Auch handele es sich beim Strandkorb ersichtlich nicht um eine fest montierte Balkonverkleidung ebensowenig um einen Sonnenschutz bzw. Wind oder Sichtschutz im Sinne dieser Regelung. Ein Strandkorb sei allein ein Sitzmöbel.
In der Sitzung vom 1.2.2018 sind Fotos von der Anlage in Augenschein genommen worden.
Entscheidungsgründe
Die Klage ist begründet, denn der gefasste Beschluss ist nichtig.
Es fehlt den Wohnungseigentümern an der erforderlichen Beschlusskompetenz.
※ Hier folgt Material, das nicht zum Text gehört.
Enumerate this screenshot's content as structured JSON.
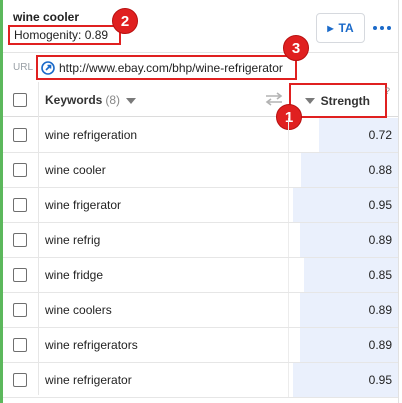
{
  "header": {
    "title": "wine cooler",
    "homogenity": "Homogenity: 0.89",
    "ta_label": "TA"
  },
  "annotations": [
    "1",
    "2",
    "3"
  ],
  "url": {
    "label": "URL",
    "value": "http://www.ebay.com/bhp/wine-refrigerator"
  },
  "table": {
    "keywords_header": "Keywords",
    "keywords_count": "(8)",
    "strength_header": "Strength",
    "help": "?",
    "rows": [
      {
        "keyword": "wine refrigeration",
        "strength": "0.72",
        "strength_value": 0.72
      },
      {
        "keyword": "wine cooler",
        "strength": "0.88",
        "strength_value": 0.88
      },
      {
        "keyword": "wine frigerator",
        "strength": "0.95",
        "strength_value": 0.95
      },
      {
        "keyword": "wine refrig",
        "strength": "0.89",
        "strength_value": 0.89
      },
      {
        "keyword": "wine fridge",
        "strength": "0.85",
        "strength_value": 0.85
      },
      {
        "keyword": "wine coolers",
        "strength": "0.89",
        "strength_value": 0.89
      },
      {
        "keyword": "wine refrigerators",
        "strength": "0.89",
        "strength_value": 0.89
      },
      {
        "keyword": "wine refrigerator",
        "strength": "0.95",
        "strength_value": 0.95
      }
    ]
  },
  "colors": {
    "accent": "#1b6ac9",
    "highlight_red": "#e02020",
    "left_accent": "#5cb85c",
    "bar_fill": "#eaf0fc"
  }
}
Mit dem Beschluss ist offensichtlich beabsichtigt, rechtliche Klarheit hinsichtlich der Frage, wie die Gemeinschaftsordnung auszulegen ist, zu schaffen. Dies ist durch Mehrheitsbeschluss unzulässig. Die Frage, wie Teilungserklärungen auszulegen sind, ist nicht durch Mehrheitsbeschluss möglich (s. In anderem Zusammenhang Niedenführ/Kümmel/Vandenhouten, WEG, 11. Auflage, § 16 Rn. 7; ebenso Landgericht München I, 1 S 8790/11, recherchiert bei juris am 20.2.2018). Eine Auslegung ist verbindlich allein nur durch das Gericht oder durch eine einheitliche Entscheidung aller Wohnungseigentümer möglich.
Dabei folgt das Gericht auch nicht der Auffassung der Beklagten, dass es sich bei einem Strandkorb lediglich um ein (balkontypisches) Sitzmöbel handele. Vielmehr dienen „Strandkörbe“ typischerweise der Nutzung am Strand, nicht auf einem Balkon. Ihr besonderer Zweck ist es, Sonne und Wind abzuhalten, um insoweit besonderen Schutz zu geben. Damit sind sie auch keine normalen Sitzgelegenheiten. Sie sind v.a. allem höher, was die Sicht für Nutzer anderer Balkone, wie hier, ganz erheblich beeinträchtigen kann. Insbesondere war auch aus den in der Sitzung in Augenschein genommenen Fotos erkennbar, dass für die Kläger offenkundig eine Beeinträchtigung ihres Blicks auf die Havel durch den aufgestellten Strandkorb gegeben ist.
Die prozessualen Nebenentscheidungen folgen aus §§ 91 Abs. 1,708 Nr. 11, 711 ZPO.